Unabhängig von unseren Bemühungen um die Klimaneutralität werden wir das nicht verhindern können. Man kann eigentlich nicht mehr vom Aufhalten der Klimakrise sprechen, sondern nur noch von Schadensbegrenzung. 

Die Grünen bleiben unkonkret

Zumindest wird der Weckruf in Deutschland langsam gehört. Zur Bundestagswahl 2021 stehen in den Programmen der Parteien bereits wesentlich ambitioniertere Klimaziele als noch 2017. Ganz vorne dabei selbstverständlich die Grünen.

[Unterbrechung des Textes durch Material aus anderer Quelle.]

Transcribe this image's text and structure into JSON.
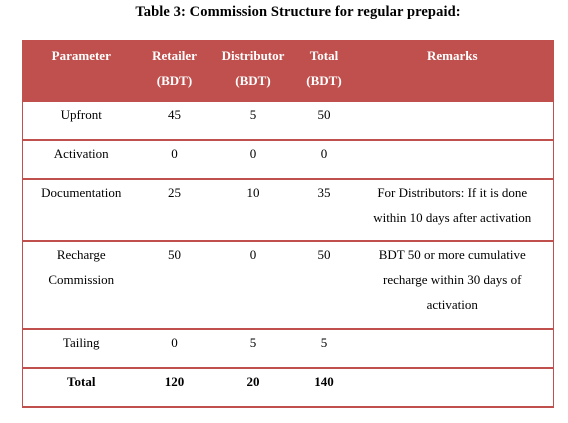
{
  "caption": "Table 3: Commission Structure for regular prepaid:",
  "header": {
    "parameter": "Parameter",
    "retailer_line1": "Retailer",
    "retailer_line2": "(BDT)",
    "distributor_line1": "Distributor",
    "distributor_line2": "(BDT)",
    "total_line1": "Total",
    "total_line2": "(BDT)",
    "remarks": "Remarks"
  },
  "rows": [
    {
      "parameter_line1": "Upfront",
      "parameter_line2": "",
      "retailer": "45",
      "distributor": "5",
      "total": "50",
      "remarks_line1": "",
      "remarks_line2": "",
      "remarks_line3": ""
    },
    {
      "parameter_line1": "Activation",
      "parameter_line2": "",
      "retailer": "0",
      "distributor": "0",
      "total": "0",
      "remarks_line1": "",
      "remarks_line2": "",
      "remarks_line3": ""
    },
    {
      "parameter_line1": "Documentation",
      "parameter_line2": "",
      "retailer": "25",
      "distributor": "10",
      "total": "35",
      "remarks_line1": "For Distributors: If it is done",
      "remarks_line2": "within 10 days after activation",
      "remarks_line3": ""
    },
    {
      "parameter_line1": "Recharge",
      "parameter_line2": "Commission",
      "retailer": "50",
      "distributor": "0",
      "total": "50",
      "remarks_line1": "BDT 50 or more cumulative",
      "remarks_line2": "recharge within 30 days of",
      "remarks_line3": "activation"
    },
    {
      "parameter_line1": "Tailing",
      "parameter_line2": "",
      "retailer": "0",
      "distributor": "5",
      "total": "5",
      "remarks_line1": "",
      "remarks_line2": "",
      "remarks_line3": ""
    }
  ],
  "total_row": {
    "parameter": "Total",
    "retailer": "120",
    "distributor": "20",
    "total": "140",
    "remarks": ""
  },
  "colors": {
    "header_background": "#c0504d",
    "header_text": "#ffffff",
    "row_border": "#c0504d"
  }
}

Für das 1,5-Grad Ziel reicht es bei ihnen trotzdem nicht. Und das hat etwas mit der unkonkreten Klima-Außenpolitik in ihrem Wahlprogramm zu tun. Denn die deutsche Politik mag sich nicht wirklich am Pariser Klimaabkommen orientieren, aber die meisten Länder hängen noch viel weiter hinterher. Dadurch steuert die Erde gerade auf eine Erwärmung von mindestens 3 Grad zu.

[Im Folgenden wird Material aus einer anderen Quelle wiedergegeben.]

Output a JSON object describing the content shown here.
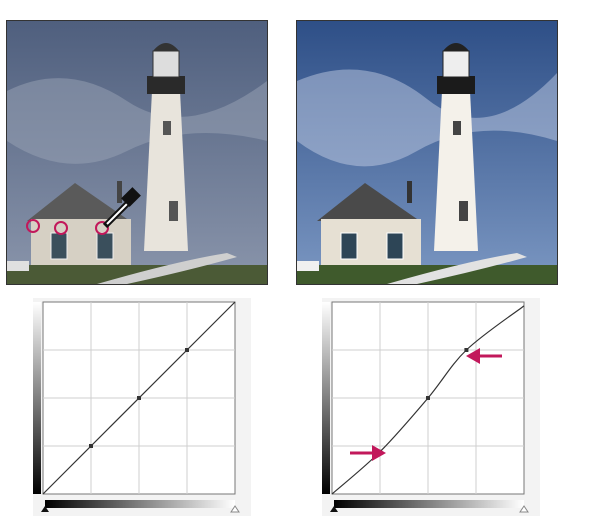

Länder wie Saudi-Arabien und Brasilien stehen sogar für eine Erwärmung von 4 Grad. Eine solche Veränderung würde einen Anstieg des Meeresspiegels um einen Meter bis 2100 und 10-20 Meter bis 2300 zur Folge haben.

Da überrascht es, dass die Grünen so unkonkret bleiben. Ihr Wahlprogramm: Sie wollen alle Abkommen einhalten und insbesondere Staaten in Afrika finanziell stärker im Kampf gegen den Klimawandel unterstützen. Zweifelsohne wichtig, gegen mehr Geld werden sich die betroffenen Länder wohl auch nicht wehren. Mit der Forderung nach internationaler Unterstützung sind die Grünen auch nicht alleine. 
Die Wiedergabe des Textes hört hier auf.